Contrary to your impression, I thought this was one of the better speeches I've ever heard, and I've heard a lot of them during 30-plus years as a trial lawyer. Ashe set the stage for all of us senators to feel like a team. He did his homework, interweaving bits and pieces of biographical histories about each individual senator, leaving at least me with the feeling that I was part of a diverse family with common interests and noble goals. At one point I remember thinking to myself: Wow, wouldn't it be nice if there were no such thing as political parties?

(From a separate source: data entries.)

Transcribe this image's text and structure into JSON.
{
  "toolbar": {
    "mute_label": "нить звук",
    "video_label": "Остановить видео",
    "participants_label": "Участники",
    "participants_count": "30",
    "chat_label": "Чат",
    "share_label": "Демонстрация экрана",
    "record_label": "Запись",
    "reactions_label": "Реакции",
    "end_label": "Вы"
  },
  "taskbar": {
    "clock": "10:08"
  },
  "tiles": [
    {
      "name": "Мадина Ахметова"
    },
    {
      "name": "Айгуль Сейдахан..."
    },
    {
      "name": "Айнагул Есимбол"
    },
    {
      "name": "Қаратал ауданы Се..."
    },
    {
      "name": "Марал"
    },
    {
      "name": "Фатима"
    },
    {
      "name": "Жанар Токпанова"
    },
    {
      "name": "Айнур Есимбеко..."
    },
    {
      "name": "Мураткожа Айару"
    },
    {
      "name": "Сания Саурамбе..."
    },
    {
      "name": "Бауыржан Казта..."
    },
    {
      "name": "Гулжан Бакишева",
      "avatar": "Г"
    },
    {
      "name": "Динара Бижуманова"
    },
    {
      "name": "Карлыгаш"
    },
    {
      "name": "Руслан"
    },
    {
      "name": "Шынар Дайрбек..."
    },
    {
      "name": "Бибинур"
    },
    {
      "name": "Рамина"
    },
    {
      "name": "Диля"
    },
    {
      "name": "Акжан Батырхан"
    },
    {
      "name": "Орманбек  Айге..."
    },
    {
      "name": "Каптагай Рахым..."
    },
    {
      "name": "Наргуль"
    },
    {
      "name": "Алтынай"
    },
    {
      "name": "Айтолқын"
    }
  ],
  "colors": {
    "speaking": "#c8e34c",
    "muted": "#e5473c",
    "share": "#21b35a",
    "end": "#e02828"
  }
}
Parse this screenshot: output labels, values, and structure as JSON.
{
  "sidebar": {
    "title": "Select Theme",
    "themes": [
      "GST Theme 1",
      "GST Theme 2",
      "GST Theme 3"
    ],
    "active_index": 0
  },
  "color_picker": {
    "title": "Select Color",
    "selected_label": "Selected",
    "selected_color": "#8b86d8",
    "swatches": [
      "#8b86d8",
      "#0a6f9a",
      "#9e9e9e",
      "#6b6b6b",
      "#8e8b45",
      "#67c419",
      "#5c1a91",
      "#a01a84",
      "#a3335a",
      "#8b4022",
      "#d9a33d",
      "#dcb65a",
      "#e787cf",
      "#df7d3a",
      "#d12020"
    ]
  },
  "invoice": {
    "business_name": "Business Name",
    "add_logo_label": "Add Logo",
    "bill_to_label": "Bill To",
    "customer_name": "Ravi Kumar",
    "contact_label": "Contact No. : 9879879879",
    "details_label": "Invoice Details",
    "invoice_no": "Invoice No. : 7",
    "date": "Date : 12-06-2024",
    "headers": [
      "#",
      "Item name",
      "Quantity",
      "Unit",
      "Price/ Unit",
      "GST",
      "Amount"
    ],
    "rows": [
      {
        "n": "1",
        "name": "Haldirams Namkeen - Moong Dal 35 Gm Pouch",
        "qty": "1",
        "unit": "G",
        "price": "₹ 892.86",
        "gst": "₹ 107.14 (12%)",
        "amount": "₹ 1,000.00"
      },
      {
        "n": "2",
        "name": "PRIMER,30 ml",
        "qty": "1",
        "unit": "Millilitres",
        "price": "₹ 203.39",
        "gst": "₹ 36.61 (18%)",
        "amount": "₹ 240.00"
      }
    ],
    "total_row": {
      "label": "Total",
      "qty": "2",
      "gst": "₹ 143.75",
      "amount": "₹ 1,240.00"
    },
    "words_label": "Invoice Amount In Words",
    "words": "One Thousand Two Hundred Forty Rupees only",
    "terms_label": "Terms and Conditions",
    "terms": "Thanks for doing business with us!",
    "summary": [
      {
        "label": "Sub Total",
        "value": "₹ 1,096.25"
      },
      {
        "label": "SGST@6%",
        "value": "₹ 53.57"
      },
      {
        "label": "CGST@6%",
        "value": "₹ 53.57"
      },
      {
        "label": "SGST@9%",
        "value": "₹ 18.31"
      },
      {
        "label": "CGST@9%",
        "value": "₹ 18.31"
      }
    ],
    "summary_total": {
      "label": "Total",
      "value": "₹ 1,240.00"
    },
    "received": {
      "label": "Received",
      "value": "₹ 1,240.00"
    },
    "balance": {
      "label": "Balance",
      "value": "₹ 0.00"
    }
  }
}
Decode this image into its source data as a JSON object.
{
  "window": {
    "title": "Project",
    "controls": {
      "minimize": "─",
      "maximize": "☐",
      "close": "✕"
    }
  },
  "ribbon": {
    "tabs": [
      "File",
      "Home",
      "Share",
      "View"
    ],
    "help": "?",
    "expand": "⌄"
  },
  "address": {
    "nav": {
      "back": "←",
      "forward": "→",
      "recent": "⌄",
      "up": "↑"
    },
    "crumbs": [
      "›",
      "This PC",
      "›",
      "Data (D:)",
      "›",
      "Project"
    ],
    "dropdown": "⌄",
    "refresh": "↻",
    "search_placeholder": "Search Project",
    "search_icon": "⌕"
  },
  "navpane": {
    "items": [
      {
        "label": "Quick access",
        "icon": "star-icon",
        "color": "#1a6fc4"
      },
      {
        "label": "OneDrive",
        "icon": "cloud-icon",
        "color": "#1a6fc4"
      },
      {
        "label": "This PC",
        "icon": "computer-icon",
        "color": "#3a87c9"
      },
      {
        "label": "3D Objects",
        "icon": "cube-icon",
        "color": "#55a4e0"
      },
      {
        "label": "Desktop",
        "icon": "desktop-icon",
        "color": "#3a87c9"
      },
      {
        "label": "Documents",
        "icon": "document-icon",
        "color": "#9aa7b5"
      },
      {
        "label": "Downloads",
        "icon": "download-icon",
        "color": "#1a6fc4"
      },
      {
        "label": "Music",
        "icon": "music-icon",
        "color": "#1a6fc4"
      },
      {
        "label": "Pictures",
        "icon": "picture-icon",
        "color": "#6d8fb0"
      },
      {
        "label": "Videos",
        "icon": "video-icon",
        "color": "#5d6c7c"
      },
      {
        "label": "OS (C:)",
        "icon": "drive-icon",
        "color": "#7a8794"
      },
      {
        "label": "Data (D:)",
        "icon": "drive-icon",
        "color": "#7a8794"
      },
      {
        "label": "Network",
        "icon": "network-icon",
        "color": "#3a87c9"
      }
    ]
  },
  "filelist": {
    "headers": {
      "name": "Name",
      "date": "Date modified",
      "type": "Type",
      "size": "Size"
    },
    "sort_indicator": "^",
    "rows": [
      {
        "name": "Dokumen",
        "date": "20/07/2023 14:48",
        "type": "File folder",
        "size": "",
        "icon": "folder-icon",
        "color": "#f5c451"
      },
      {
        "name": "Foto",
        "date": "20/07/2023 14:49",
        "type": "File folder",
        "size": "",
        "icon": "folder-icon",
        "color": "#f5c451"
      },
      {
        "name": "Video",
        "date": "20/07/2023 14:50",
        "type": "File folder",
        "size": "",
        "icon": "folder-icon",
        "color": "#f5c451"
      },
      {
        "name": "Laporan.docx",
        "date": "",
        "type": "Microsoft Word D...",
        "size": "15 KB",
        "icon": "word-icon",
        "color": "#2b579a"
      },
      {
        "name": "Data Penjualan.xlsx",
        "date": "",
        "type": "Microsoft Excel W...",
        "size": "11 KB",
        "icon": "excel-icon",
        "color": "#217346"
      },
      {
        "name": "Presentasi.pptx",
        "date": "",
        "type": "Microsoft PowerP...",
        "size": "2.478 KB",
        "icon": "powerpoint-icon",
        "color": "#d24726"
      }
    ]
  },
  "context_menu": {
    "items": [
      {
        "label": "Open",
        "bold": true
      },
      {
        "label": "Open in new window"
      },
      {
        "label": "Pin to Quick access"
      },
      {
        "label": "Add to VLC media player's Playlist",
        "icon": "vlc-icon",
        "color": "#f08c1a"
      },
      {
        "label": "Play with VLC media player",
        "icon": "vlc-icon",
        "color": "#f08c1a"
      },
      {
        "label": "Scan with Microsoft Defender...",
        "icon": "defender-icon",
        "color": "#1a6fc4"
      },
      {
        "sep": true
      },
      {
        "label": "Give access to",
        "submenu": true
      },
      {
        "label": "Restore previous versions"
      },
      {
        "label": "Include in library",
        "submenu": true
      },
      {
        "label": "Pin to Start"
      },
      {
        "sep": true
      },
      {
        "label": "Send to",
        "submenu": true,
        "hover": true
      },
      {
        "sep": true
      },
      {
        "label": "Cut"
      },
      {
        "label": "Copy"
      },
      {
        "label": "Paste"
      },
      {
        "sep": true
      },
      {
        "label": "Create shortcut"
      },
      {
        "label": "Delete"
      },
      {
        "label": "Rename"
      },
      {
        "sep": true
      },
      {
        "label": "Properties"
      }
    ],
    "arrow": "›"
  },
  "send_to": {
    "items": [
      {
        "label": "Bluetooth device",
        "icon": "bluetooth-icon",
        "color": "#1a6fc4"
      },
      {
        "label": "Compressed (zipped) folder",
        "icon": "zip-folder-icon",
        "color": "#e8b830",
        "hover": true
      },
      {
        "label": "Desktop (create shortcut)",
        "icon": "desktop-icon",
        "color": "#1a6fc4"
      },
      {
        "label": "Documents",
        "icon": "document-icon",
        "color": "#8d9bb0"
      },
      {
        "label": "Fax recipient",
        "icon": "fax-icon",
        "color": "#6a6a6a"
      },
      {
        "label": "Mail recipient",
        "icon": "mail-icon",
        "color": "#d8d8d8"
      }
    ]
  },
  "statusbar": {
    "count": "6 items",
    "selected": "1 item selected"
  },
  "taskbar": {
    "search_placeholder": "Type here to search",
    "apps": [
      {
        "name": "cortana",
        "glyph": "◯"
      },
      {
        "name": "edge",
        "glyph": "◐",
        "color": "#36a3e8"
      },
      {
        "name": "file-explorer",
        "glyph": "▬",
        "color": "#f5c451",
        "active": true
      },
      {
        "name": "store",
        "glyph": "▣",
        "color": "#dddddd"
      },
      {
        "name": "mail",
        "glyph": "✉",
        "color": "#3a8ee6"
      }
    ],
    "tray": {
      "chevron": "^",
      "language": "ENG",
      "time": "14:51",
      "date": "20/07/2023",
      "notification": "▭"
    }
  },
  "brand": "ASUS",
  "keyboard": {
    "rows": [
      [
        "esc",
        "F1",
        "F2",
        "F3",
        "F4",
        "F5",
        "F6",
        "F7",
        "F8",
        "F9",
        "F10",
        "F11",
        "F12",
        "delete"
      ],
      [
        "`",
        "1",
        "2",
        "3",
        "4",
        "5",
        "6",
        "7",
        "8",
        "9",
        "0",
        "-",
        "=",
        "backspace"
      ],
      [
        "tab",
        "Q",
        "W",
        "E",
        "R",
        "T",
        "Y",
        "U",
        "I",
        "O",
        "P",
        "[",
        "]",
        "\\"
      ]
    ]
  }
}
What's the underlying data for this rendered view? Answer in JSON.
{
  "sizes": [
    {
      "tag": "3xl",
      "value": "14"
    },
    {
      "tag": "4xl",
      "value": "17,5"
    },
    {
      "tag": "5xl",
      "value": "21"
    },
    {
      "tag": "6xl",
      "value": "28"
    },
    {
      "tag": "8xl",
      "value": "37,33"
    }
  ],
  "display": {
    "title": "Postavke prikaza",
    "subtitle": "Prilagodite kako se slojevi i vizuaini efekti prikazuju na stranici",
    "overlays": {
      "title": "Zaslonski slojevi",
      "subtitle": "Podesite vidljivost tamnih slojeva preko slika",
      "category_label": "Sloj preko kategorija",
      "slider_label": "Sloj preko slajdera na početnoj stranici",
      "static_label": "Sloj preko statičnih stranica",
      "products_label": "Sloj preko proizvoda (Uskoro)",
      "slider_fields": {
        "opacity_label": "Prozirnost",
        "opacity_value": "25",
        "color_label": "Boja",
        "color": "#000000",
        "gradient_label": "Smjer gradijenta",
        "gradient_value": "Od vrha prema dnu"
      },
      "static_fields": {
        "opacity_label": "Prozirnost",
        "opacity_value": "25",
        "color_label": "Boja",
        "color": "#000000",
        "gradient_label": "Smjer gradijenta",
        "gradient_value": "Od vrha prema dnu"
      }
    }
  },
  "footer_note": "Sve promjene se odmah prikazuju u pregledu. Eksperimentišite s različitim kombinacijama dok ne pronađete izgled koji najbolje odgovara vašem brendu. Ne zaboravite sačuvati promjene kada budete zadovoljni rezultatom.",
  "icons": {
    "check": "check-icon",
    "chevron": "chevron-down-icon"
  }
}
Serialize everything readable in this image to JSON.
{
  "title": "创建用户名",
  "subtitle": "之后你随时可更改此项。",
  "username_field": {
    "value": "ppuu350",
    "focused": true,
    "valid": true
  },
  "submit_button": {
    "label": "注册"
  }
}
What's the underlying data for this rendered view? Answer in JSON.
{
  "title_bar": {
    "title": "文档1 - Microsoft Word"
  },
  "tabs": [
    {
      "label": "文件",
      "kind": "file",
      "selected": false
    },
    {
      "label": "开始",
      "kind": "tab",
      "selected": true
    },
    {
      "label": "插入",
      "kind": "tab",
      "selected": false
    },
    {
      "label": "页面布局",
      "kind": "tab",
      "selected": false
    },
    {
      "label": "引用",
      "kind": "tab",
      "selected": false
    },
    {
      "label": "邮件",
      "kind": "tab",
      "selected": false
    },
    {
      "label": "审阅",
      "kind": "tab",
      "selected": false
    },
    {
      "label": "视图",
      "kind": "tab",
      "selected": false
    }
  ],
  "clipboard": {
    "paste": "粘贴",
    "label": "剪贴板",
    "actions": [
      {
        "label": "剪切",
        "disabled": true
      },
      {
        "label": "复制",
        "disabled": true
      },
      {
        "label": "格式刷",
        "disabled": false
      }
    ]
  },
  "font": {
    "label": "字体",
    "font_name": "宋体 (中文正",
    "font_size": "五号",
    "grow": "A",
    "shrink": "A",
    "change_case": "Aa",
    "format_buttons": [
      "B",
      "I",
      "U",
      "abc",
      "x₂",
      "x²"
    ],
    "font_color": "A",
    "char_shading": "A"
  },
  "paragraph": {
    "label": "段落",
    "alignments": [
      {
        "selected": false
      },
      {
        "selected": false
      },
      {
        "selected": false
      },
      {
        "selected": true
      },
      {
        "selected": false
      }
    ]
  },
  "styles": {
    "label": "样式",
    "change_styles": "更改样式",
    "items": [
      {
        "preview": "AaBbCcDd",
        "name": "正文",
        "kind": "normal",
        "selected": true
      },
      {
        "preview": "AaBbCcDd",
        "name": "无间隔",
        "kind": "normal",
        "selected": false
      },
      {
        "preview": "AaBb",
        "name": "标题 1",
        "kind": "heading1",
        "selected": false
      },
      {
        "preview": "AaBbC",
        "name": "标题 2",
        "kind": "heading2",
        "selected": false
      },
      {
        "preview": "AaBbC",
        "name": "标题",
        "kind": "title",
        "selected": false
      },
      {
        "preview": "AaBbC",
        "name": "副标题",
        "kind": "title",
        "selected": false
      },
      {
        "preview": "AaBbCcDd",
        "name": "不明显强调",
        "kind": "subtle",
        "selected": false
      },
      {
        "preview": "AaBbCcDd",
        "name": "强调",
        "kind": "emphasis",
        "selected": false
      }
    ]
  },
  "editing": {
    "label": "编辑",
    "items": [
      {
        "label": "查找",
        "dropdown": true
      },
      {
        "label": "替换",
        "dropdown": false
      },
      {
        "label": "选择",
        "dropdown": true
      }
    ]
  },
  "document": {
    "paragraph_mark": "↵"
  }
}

It is unfortunate that you have characterized his speech as confrontational. I thought it was brilliant. It left me feeling like we were off to a very good start.

Joe Benning


Benning is a Republican state senator from Caledonia and Orange counties.

Two for the List

Missing in this humble writer's opinion from ["The Backstory: What Seven Days Reporters Didn't Tell You the First Time...," December 28]: 1. The battle royal over the Don Sinex mall development in Burlington. This story, which you covered extensively, had and has so many repercussions that will play out in 2017: the lawsuit against the city to invalidate the election and stop the development; the emergence of the Coalition for a Livable City as a real player in Burlington politics; the widening rift in the city council and the Progressive Party between the "preservationists" and the "developers"; and the imminent face-off as the battle continues in the coming years over the Southern Connector, City Hall Park, Memorial Auditorium, the Moran Plant and Sinex. 2. Your great coverage of Jane O'Meara Sanders' role in the demise of Burlington College and the part she played in the loss of Burlington's most beautiful piece of lakeside property to a private developer. This was hard for me to talk about with out-of-state friends; I didn't want to hurt Bernie's standing during the primary, but it was a very important story about the arrogance of power. Jane sails away on a golden parachute to the campaign while Burlington loses so much because of her hubris.

David Schein


Moose Mismanagement?

The graphic depicting the dwindling Vermont moose population in ["The Backstory: Best Road Trip With a Game Warden," December 28] brought me to the original article ["Sharp Decline in Moose Herd Raises Questions About Hunting," July 20]. While the Department of Fish & Wildlife suggests it is "managing" the declining population, the graph makes clear that its management is more accurately labeled as mismanagement.

It is also clear that the DFW has one primary customer — hunters — and members of the public who want only to see a moose someday be damned. Why do special interests trump public interests when wildlife is here for every Vermonter to enjoy? Shouldn't DFW adhere to its mission, or does it get a pass?